Contra-argumentamos lembrando a Cora que o assunto em pauta era o carnaval, não a defesa dos jornalistas. Não podemos fazer jornal pensando em defender uma ou outra categoria, mesmo que seja a nossa. Fazemos jornal, não panfleto. Que se Luma mentira, como de fato mentira no episódio daquela falsa gravidez, isso nada tinha a ver com a questão em pauta. A notícia era o carnaval e a Luma era a melhor imagem do carnaval que dispúnhamos.

Cora finalmente insistiu que devíamos dar ouvidos a ela porque falava como "perfeita representante das donas de casa da Zona Sul do Rio". Bom, aí não houve mais o que discutir, caímos na gargalhada, Cora inclusive, e encerramos a conversa.

Já tinha até mesmo me esquecido do assunto quando me surpreendi com a coluna da Cora no Segundo Caderno de ontem. Concordo com ela que voto vencido não é convencido. E é obrigação dela expor idéias, dar opiniões. Para isso Cora tem uma coluna semanal. O que se espera dela é isso mesmo: idéias. Entendi, contudo, que o tom foi um pouco além dos bons modos que pautou nosso debate durante o fechamento daquela edição dominical. Cora disse que ao promovermos Luma estávamos "tripudiando da nossa profissão e apresentando ao leitor uma escala de valores lastimável". Ora, Cora. Atribuo esses termos a um arroubo juvenil. Ela sabe muito bem que os seus colegas jamais tripudiariam da sua profissão nem apresentariam ao leitor valores morais menores.

Se fôssemos negar a Luma a primeira página pelas razões expostas por Cora, teríamos que afugentar da capa outros tantos personagens do nosso cotidiano. Notícia tem que ser publicada. E esse é o principal critério na escolha do que vai para a primeira: ser notícia.
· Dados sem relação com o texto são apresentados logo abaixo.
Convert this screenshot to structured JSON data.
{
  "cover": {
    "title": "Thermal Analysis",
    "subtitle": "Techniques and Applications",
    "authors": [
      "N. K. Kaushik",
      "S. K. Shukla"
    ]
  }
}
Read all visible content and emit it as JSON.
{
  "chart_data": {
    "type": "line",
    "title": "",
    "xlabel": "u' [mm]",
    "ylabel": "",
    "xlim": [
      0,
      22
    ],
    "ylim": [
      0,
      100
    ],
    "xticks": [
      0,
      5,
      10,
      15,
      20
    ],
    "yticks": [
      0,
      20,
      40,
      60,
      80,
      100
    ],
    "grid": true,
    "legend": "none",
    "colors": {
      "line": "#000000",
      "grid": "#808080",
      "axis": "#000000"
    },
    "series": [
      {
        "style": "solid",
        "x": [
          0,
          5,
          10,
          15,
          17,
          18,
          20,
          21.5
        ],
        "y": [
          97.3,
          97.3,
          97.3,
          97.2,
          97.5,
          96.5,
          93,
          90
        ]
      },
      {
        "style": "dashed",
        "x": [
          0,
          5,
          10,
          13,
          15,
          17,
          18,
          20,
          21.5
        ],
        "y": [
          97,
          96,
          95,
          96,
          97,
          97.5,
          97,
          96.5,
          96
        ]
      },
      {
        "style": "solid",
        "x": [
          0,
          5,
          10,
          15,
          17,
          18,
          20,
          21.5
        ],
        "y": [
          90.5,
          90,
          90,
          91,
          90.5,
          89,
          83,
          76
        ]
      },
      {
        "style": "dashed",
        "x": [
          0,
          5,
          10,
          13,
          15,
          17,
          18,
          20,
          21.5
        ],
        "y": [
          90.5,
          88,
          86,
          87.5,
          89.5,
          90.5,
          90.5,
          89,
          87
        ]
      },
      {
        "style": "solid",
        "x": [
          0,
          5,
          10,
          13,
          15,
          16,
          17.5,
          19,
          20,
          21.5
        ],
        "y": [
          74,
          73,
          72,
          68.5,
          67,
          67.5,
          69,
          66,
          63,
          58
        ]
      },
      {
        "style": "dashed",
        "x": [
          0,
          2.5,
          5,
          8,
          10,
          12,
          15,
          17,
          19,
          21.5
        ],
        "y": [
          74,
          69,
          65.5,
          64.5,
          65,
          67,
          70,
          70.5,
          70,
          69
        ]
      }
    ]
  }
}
E Luma é notícia no carnaval como Romário é no futebol e Bush é no mundo.

O editor pode até não gostar de Luma, Romário e Bush, mas não pode negar a eles espaço no noticiário por razões alheias à notícia. (Ascânio Seleme)"
Fico chateada comigo mesma por ter magoado os colegas, que são, além de jornalistas competentes, pessoas muito queridas. Peço desculpas pela falta de jeito, porque acho que talvez pudesse ter dito o que disse com outras palavras, que não ferissem os seus sentimentos.

Apesar disso, continuo mantendo minha opinião. Não acho que se deva negar espaço a Luma no noticiário, mas definitivamente não vejo por quê homenageá-la com um pôster daquele tamanho na capa.

(De resto, também não vejo por quê dar tanta importância para o Romário, mas isso já é outra história; e do Bush, infelizmente, não temos mesmo como fugir.)

Os rapazes acham graça quando me defino como representante das donas de casa da Zona Sul do Rio, e eu percebo a graça, que está na pitada de exagero; mas, no fundo, este é o meu fio-terra, e é isso, exatamente, que eu sou -- uma carioca de classe média, com a alma e o DNA da minha geração.

Espero nunca perder esta identidade, porque nela está a essência da minha relação com os leitores e leitoras, de quem tanto gosto.